To hear the president (and too many other politicians) talk about MS-13 you’d think that stories like mine would be all too common. The White House likes to say that the gang is a “threat to American communities” that has “brought violence, fear and suffering” across the country. Mr. Trump said recently that the gang has “literally taken over” some U.S. cities.

These statements from the Administration about MS-13 have obviously been effective: Polls show that 85 percent of Trump voters now think that MS-13 is a serious threat and 50 percent of them worry that a friend or family member will fall victim.

If the gang were what the White House would have us believe, my story would be far from unique.

The truth is far more complicated. My story — Brenda’s story — was featured on the front page of the Washington Post, and followed by magazines and newspapers across the United States. I’ve appeared on cable news shows and several documentary series in both English and Spanish, helped an author write a book about the case and even participated in optioning the book for a movie. Even today, more than 16 years since Brenda’s body was discovered by fishermen on the shore of the Shenandoah River, I get calls from reporters and politicians wanting to talk about MS-13. If the gang were what the White House would have us believe, my story would be far from unique.

But it is.

Telling the president of the United States and the policy wonks at the White House that they’re wrong isn’t easy for me. I grew up in Washington, D.C. and my dad worked in that press room for three Republican administrations. I’ve been on the road for GOP campaigns for more years than I’ve been able to vote. I didn’t ever think that I’d be working on MS-13 murder cases when I went to law school, but I wasn’t there to learn to criticize the president either — especially a Republican.

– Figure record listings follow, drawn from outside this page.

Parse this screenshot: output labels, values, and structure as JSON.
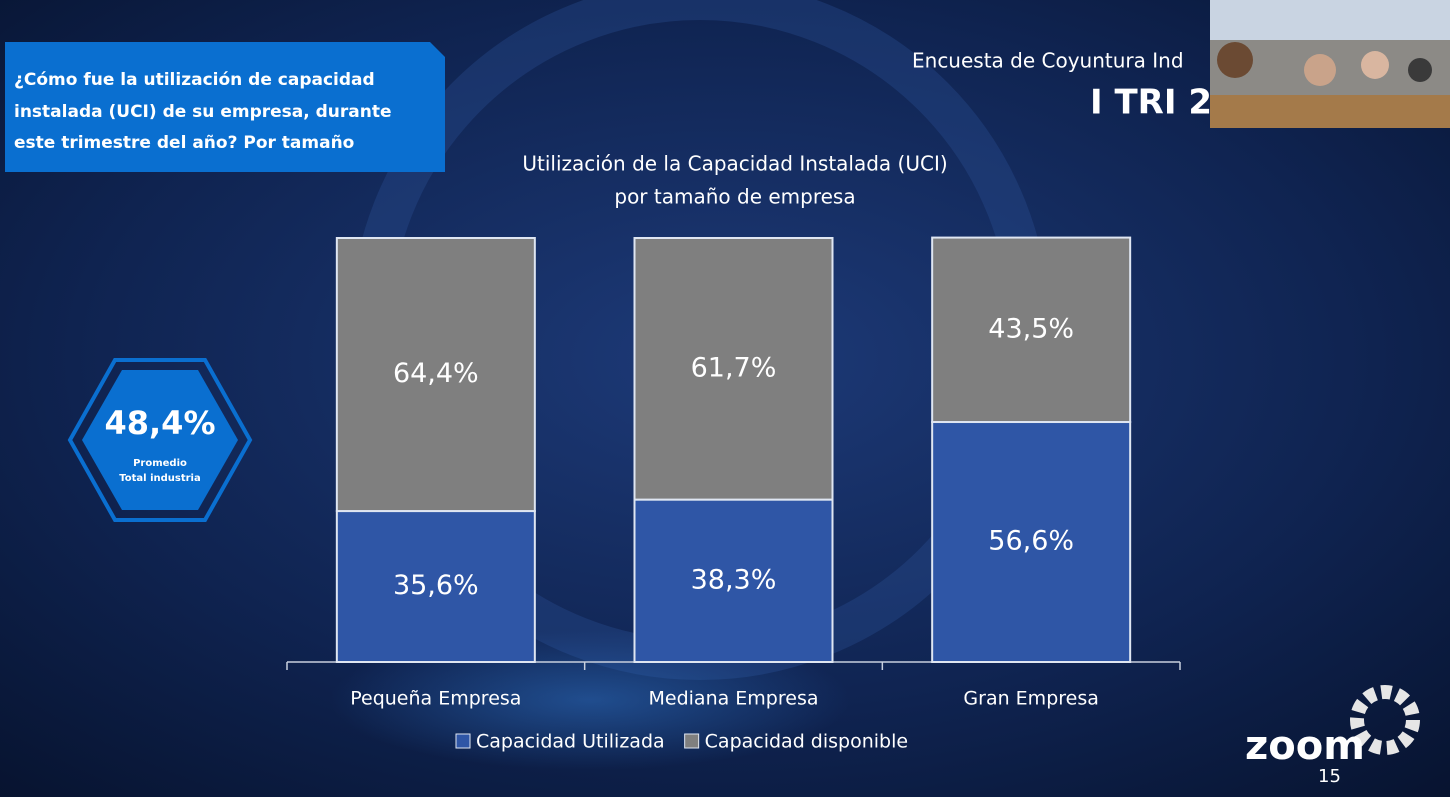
{
  "slide": {
    "question": [
      "¿Cómo fue la utilización de capacidad",
      "instalada (UCI) de su empresa, durante",
      "este trimestre del año?  Por tamaño"
    ],
    "header": "Encuesta de Coyuntura Ind",
    "period": "I TRI 2",
    "kpi": "48,4%",
    "kpi_caption": [
      "Promedio",
      "Total industria"
    ],
    "app": "zoom",
    "page": "15"
  },
  "chart_data": {
    "type": "stacked-bar",
    "title": [
      "Utilización de la Capacidad Instalada (UCI)",
      "por tamaño de empresa"
    ],
    "categories": [
      "Pequeña Empresa",
      "Mediana Empresa",
      "Gran Empresa"
    ],
    "series": [
      {
        "name": "Capacidad Utilizada",
        "color": "#2f56a6",
        "values": [
          35.6,
          38.3,
          56.6
        ],
        "value_labels": [
          "35,6%",
          "38,3%",
          "56,6%"
        ]
      },
      {
        "name": "Capacidad disponible",
        "color": "#7f7f7f",
        "values": [
          64.4,
          61.7,
          43.5
        ],
        "value_labels": [
          "64,4%",
          "61,7%",
          "43,5%"
        ]
      }
    ],
    "ylim": [
      0,
      100
    ],
    "legend": "bottom"
  }
}
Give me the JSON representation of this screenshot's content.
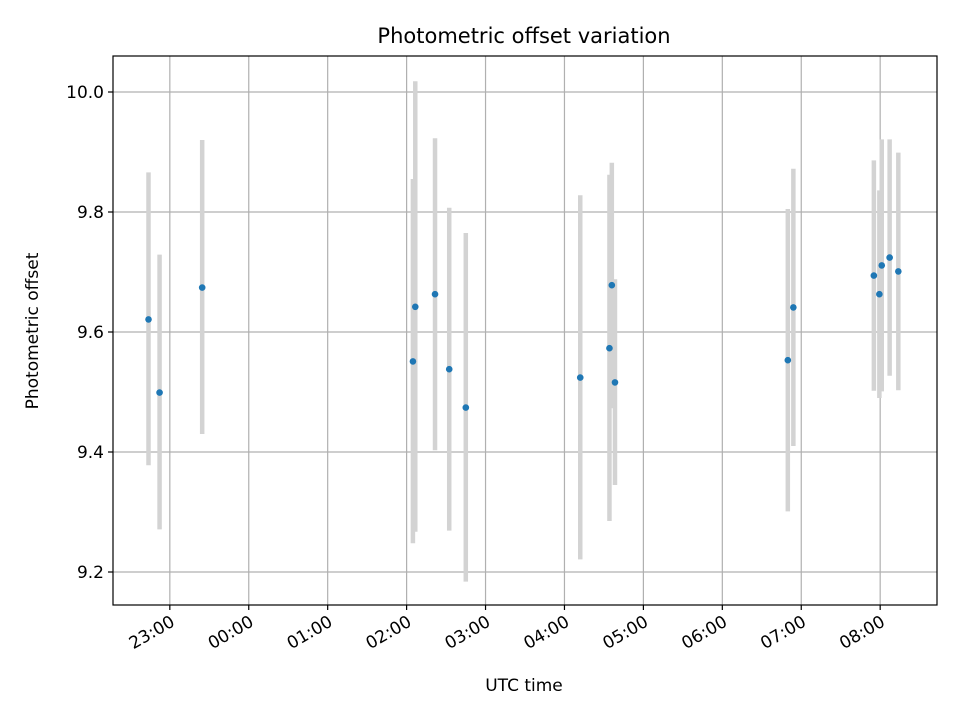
{
  "chart_data": {
    "type": "scatter",
    "title": "Photometric offset variation",
    "xlabel": "UTC time",
    "ylabel": "Photometric offset",
    "x_units": "hours relative to 00:00 UTC (negative = previous day)",
    "xlim": [
      -1.72,
      8.72
    ],
    "ylim": [
      9.145,
      10.06
    ],
    "grid": true,
    "x_ticks": [
      {
        "value": -1,
        "label": "23:00"
      },
      {
        "value": 0,
        "label": "00:00"
      },
      {
        "value": 1,
        "label": "01:00"
      },
      {
        "value": 2,
        "label": "02:00"
      },
      {
        "value": 3,
        "label": "03:00"
      },
      {
        "value": 4,
        "label": "04:00"
      },
      {
        "value": 5,
        "label": "05:00"
      },
      {
        "value": 6,
        "label": "06:00"
      },
      {
        "value": 7,
        "label": "07:00"
      },
      {
        "value": 8,
        "label": "08:00"
      }
    ],
    "y_ticks": [
      {
        "value": 9.2,
        "label": "9.2"
      },
      {
        "value": 9.4,
        "label": "9.4"
      },
      {
        "value": 9.6,
        "label": "9.6"
      },
      {
        "value": 9.8,
        "label": "9.8"
      },
      {
        "value": 10.0,
        "label": "10.0"
      }
    ],
    "marker_color": "#1f77b4",
    "errorbar_color": "#d3d3d3",
    "points": [
      {
        "x": -1.27,
        "y": 9.621,
        "err_low": 9.378,
        "err_high": 9.866
      },
      {
        "x": -1.13,
        "y": 9.499,
        "err_low": 9.271,
        "err_high": 9.729
      },
      {
        "x": -0.59,
        "y": 9.674,
        "err_low": 9.43,
        "err_high": 9.92
      },
      {
        "x": 2.08,
        "y": 9.551,
        "err_low": 9.248,
        "err_high": 9.855
      },
      {
        "x": 2.11,
        "y": 9.642,
        "err_low": 9.267,
        "err_high": 10.018
      },
      {
        "x": 2.36,
        "y": 9.663,
        "err_low": 9.403,
        "err_high": 9.923
      },
      {
        "x": 2.54,
        "y": 9.538,
        "err_low": 9.269,
        "err_high": 9.807
      },
      {
        "x": 2.75,
        "y": 9.474,
        "err_low": 9.184,
        "err_high": 9.765
      },
      {
        "x": 4.2,
        "y": 9.524,
        "err_low": 9.221,
        "err_high": 9.828
      },
      {
        "x": 4.57,
        "y": 9.573,
        "err_low": 9.285,
        "err_high": 9.862
      },
      {
        "x": 4.6,
        "y": 9.678,
        "err_low": 9.473,
        "err_high": 9.882
      },
      {
        "x": 4.64,
        "y": 9.516,
        "err_low": 9.345,
        "err_high": 9.688
      },
      {
        "x": 6.83,
        "y": 9.553,
        "err_low": 9.301,
        "err_high": 9.805
      },
      {
        "x": 6.9,
        "y": 9.641,
        "err_low": 9.41,
        "err_high": 9.872
      },
      {
        "x": 7.92,
        "y": 9.694,
        "err_low": 9.502,
        "err_high": 9.886
      },
      {
        "x": 7.99,
        "y": 9.663,
        "err_low": 9.49,
        "err_high": 9.836
      },
      {
        "x": 8.02,
        "y": 9.711,
        "err_low": 9.501,
        "err_high": 9.921
      },
      {
        "x": 8.12,
        "y": 9.724,
        "err_low": 9.527,
        "err_high": 9.921
      },
      {
        "x": 8.23,
        "y": 9.701,
        "err_low": 9.503,
        "err_high": 9.899
      }
    ]
  }
}
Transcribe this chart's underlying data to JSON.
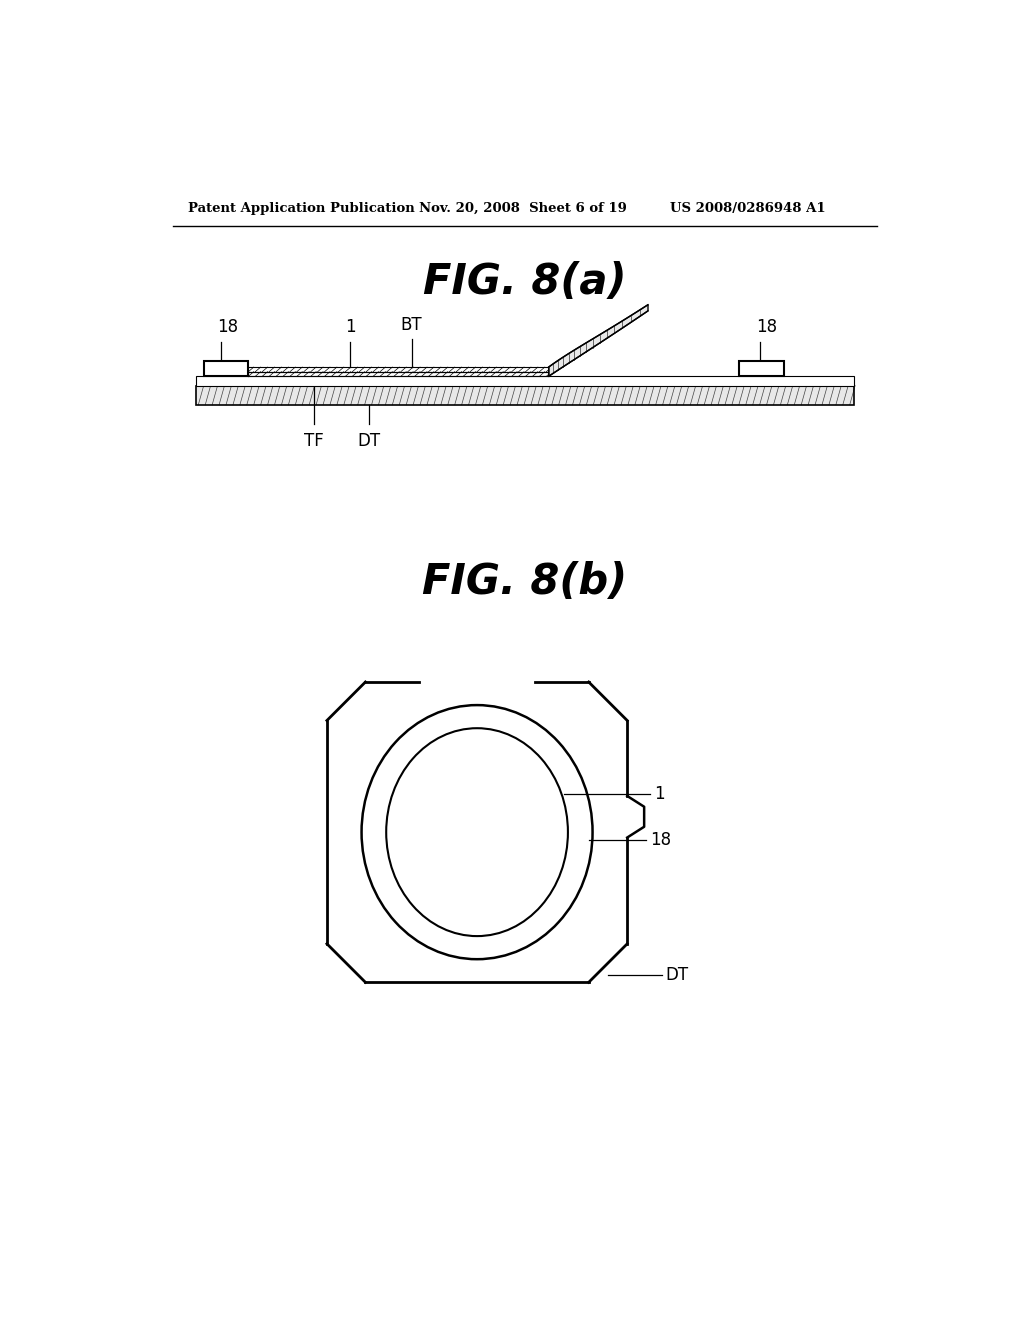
{
  "bg_color": "#ffffff",
  "header_left": "Patent Application Publication",
  "header_mid": "Nov. 20, 2008  Sheet 6 of 19",
  "header_right": "US 2008/0286948 A1",
  "fig_a_title": "FIG. 8(a)",
  "fig_b_title": "FIG. 8(b)",
  "line_color": "#000000"
}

Facts really are stubborn things, though, and this debate could use far more of them. MS-13 simply is not a large street gang, for one: While Department of Justice statistics estimate that the Bloods, for instance, have more than 20,000 members nationwide, and that Barrio 18 (MS-13’s main rival), the Crips and the Latin Kings have nearly 50,000 members each, there are but 10,000 members of MS-13, and that number’s been steady for years. Their exploits are sometimes brutal (and otherwise banal), but they’re concentrated in and around Los Angeles, the Washington, D.C. metro area and Long Island.

They’re also not well-integrated. While the White House isn’t alone in claiming that they’re as tightly organized as some corporations — which is a low bar — and there is evidence that some operatives in Central America have tried to get members in the United States to do their bidding, the truth is that the gang is really more of a brand name (or a loose franchise) shared by countless individual cliques which do not recognize each other’s authority.

Facts really are stubborn things, though, and this debate could use far more of them.

Furthermore, while MS-13 stories are used as a racist dogwhistle by those want to stop immigration and immigrants from Central America, MS-13 members make up only a tiny portion of Central American immigrants coming over the border today. The immigrants who do get arrested also aren’t very likely to have committed the kinds of crimes the Administration wants you to be worried about. This makes perfect sense, as the gang started in the United States, not El Salvador, and most of the members here in the U.S. are children or grandchildren of immigrants who have never been to their family homelands and cannot be deported under current law. Yes, there are a great many MS-13 members in Central America (nearly twice as many as in the U.S.), and the gang is far more structured and better organized there, but even in El Salvador it’s still a collection of separate organizations that operate differently — and more than 90 percent of their members have never been to the United States.

So I am something of an anomaly. MS-13 is a part of my life, despite my best intentions. And it’s part of the lives of far too many Americans, particularly Latinos, who live in areas where the gang has unfortunately thrived. It’s just probably not going to be part of yours.

Greg Hunter is a criminal defense lawyer in Arlington, Virginia.